I can't be with you any more. I can't be with someone who ignores problems, who runs away from them, who prefers being emo to finding solutions, who would rather be cynical and depressed than try.
We started pairing off, you started distancing yourself from me and Jenn, even though you
felt like you were doing the tiptoeing...you could have barged into any one of those convos, you could have told us anything, but you preferred moping on the side and running to Minna--Minna, who stopped caring about the ot4 forever ago as she increasingly got self-centered. Updating three times a day, but no time to reply to any comments, even on her own journal? Minna, who only talked to you? Minna, who acknowledged that she kept lying about coming back to plurk, coming back to us...it was obvious she only cared about you.

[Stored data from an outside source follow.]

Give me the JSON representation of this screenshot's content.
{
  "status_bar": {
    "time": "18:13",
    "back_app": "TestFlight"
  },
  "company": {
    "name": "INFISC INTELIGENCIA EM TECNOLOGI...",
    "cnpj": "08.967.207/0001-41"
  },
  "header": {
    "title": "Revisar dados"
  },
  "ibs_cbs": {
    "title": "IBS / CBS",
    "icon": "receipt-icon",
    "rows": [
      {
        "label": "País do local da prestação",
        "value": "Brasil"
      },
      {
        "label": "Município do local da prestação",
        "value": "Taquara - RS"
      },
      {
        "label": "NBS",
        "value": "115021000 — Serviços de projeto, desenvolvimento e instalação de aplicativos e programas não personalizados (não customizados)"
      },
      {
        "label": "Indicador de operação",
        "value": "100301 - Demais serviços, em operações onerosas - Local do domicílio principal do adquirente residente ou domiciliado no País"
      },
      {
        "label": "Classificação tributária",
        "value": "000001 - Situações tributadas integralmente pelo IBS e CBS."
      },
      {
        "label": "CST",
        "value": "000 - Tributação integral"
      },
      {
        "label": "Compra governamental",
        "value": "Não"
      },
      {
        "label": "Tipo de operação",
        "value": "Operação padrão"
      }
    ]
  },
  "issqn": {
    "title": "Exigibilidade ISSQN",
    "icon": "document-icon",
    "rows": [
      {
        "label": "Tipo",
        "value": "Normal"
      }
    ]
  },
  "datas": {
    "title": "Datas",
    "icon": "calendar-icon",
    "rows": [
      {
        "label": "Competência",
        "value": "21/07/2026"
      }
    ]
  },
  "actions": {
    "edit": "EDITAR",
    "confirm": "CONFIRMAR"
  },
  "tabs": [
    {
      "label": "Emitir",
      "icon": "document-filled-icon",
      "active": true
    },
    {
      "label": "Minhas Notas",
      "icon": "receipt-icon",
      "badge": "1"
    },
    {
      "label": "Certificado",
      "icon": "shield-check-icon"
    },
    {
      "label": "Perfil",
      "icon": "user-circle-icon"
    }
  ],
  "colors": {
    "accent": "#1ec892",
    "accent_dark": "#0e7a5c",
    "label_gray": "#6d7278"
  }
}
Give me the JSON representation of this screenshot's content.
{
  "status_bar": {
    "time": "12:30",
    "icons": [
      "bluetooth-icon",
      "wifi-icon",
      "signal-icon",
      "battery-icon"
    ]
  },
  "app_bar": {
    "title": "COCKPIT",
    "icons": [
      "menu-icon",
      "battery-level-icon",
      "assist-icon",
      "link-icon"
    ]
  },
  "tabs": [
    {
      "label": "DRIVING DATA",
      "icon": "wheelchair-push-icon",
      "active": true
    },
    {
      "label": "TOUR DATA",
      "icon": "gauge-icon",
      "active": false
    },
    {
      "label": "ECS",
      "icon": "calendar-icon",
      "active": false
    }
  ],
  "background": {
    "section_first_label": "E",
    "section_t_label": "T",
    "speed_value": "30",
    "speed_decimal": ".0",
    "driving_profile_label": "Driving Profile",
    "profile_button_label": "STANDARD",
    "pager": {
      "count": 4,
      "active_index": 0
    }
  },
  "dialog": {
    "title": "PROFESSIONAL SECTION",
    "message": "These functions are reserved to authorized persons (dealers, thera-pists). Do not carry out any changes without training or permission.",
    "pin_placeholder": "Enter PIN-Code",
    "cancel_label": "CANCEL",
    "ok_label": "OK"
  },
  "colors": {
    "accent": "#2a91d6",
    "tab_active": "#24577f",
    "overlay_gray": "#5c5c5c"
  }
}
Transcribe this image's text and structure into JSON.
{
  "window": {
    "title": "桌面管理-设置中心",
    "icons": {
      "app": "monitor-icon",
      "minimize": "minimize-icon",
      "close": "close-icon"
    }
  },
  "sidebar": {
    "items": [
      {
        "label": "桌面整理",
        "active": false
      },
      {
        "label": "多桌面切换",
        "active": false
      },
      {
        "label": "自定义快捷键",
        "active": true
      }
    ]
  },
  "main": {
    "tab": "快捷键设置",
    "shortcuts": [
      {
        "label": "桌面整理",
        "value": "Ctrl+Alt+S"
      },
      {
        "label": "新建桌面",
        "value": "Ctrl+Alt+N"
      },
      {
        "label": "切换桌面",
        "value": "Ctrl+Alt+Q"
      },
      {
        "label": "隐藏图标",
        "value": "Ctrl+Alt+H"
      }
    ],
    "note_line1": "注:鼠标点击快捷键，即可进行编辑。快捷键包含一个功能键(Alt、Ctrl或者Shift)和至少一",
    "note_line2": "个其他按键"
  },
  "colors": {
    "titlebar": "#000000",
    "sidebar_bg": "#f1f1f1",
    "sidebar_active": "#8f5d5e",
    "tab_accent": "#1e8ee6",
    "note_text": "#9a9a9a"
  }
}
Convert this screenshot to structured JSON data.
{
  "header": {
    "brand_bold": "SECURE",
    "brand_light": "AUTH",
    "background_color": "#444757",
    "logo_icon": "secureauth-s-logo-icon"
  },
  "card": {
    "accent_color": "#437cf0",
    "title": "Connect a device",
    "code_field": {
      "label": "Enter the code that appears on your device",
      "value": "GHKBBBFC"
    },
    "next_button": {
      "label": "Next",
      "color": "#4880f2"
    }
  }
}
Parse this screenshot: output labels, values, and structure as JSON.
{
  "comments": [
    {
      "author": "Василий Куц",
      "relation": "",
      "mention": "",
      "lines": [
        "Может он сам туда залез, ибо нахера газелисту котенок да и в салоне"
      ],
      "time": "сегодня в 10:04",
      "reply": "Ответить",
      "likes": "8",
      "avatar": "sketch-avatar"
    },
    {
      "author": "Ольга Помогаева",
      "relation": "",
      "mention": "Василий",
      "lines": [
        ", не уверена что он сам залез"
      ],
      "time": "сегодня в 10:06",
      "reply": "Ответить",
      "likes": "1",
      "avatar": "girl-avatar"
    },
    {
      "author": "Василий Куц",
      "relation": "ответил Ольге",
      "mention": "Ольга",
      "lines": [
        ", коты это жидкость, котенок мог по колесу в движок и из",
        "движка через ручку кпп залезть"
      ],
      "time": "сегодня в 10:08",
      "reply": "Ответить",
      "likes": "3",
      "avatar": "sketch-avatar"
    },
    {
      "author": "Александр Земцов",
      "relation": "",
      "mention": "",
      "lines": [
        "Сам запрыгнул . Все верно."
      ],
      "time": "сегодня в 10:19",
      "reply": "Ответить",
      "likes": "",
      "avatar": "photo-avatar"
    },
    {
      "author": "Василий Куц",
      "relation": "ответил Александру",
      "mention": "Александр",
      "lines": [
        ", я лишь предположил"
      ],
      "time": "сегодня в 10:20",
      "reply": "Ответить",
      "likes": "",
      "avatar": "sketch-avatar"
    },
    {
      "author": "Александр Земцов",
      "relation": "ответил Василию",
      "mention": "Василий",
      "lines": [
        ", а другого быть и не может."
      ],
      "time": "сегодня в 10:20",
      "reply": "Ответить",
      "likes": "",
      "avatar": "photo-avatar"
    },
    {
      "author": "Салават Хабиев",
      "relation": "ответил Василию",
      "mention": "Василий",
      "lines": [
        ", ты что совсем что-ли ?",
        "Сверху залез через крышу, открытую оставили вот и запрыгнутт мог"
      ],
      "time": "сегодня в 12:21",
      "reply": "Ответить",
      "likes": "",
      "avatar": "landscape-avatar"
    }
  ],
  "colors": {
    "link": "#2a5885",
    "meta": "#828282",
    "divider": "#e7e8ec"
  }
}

Which is fine. I don't care about her anymore. That's severed, and it doesn't matter. She was the one who cemented it for me, that the ot4 was dead. And you...sometimes I miss you. I miss you being happy. But I don't miss how you need people to fawn over you to be happy, how your need for constant attention can be so draining, how whenever there's a problem and you're involved it's your toes that you expect to be kissed, because you're ~insecure~ and it's never your fault
because of that.
I want to be friends, but I don't know if saying that is a slap in your face. I'm sure it is, I would despise me if I were you, but I miss you, I just can't deal with the mess of this. Do whatever you want. Cut me, spit in my face, I don't care, it's over.
There isn't a resolution--that's your favorite, not having a resolution, so this is the end.